Ah, Épinal. On est trop pudique pour parler de premier amour mais on n’en est pas loin, promis. C’est ici que cette série fut inaugurée, en novembre dernier. Le SAS Epinal, équipe de National 2, mettait Sochaux au sol, à l’occasion du 7e tour de la Coupe de France. Depuis, peu de choses ont changé. Il ne fait pas plus chaud que la dernière fois, les travaux de rénovation du Stade de la Colombière nous poussent, encore, à vérifier sur notre téléphone si l’on est bien à Épinal et non à Verdun et, enfin, la ville nous attriste toujours autant.
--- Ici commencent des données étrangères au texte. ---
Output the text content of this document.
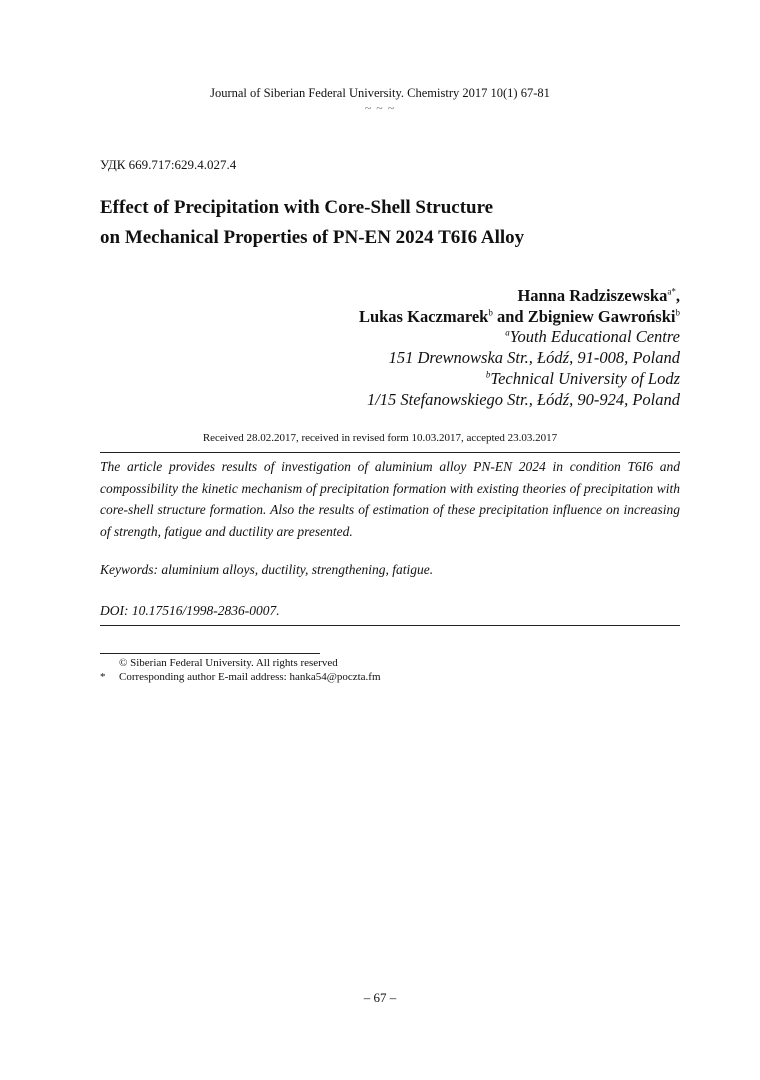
Journal of Siberian Federal University. Chemistry 2017 10(1) 67-81
~ ~ ~
УДК 669.717:629.4.027.4
Effect of Precipitation with Core-Shell Structure
on Mechanical Properties of PN-EN 2024 T6I6 Alloy
Hanna Radziszewska$^{a*}$,
Lukas Kaczmarek$^b$ and Zbigniew Gawroński$^b$
$^a$Youth Educational Centre
151 Drewnowska Str., Łódź, 91-008, Poland
$^b$Technical University of Lodz
1/15 Stefanowskiego Str., Łódź, 90-924, Poland
Received 28.02.2017, received in revised form 10.03.2017, accepted 23.03.2017
The article provides results of investigation of aluminium alloy PN-EN 2024 in condition T6I6 and compossibility the kinetic mechanism of precipitation formation with existing theories of precipitation with core-shell structure formation. Also the results of estimation of these precipitation influence on increasing of strength, fatigue and ductility are presented.
Keywords: aluminium alloys, ductility, strengthening, fatigue.
DOI: 10.17516/1998-2836-0007.
© Siberian Federal University. All rights reserved
* Corresponding author E-mail address: hanka54@poczta.fm
– 67 –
Peut être à cause de cela qu’on n’ose pas parler d’amour.

Pourtant, aujourd’hui, une ambiance particulière plane sur l’enceinte spinalienne. Quelque chose d’inhabituel, de festif. Non pas qu’à Épinal on ne sache pas faire la fête, loin de là, mais à notre arrivée à la Colombière, quelque chose de frais nous emporte. Et il ne s’agit pas des 2° du jour.

En tribunes, la petite île

11h30. Le match commence dans une heure et demie. Les supporters réunionnais de la Jeunesse Sportive Saint-Pierroise, le petit poucet du week-end, sont déjà en ébullition. Les premiers chants sont entonnés, les derniers ballons de baudruche noir et blanc -les couleurs du club- sont accrochés aux grilles de chantier entourant les gradins, les nouveaux arrivants embrassent les plus courageux, présents ici depuis 10h.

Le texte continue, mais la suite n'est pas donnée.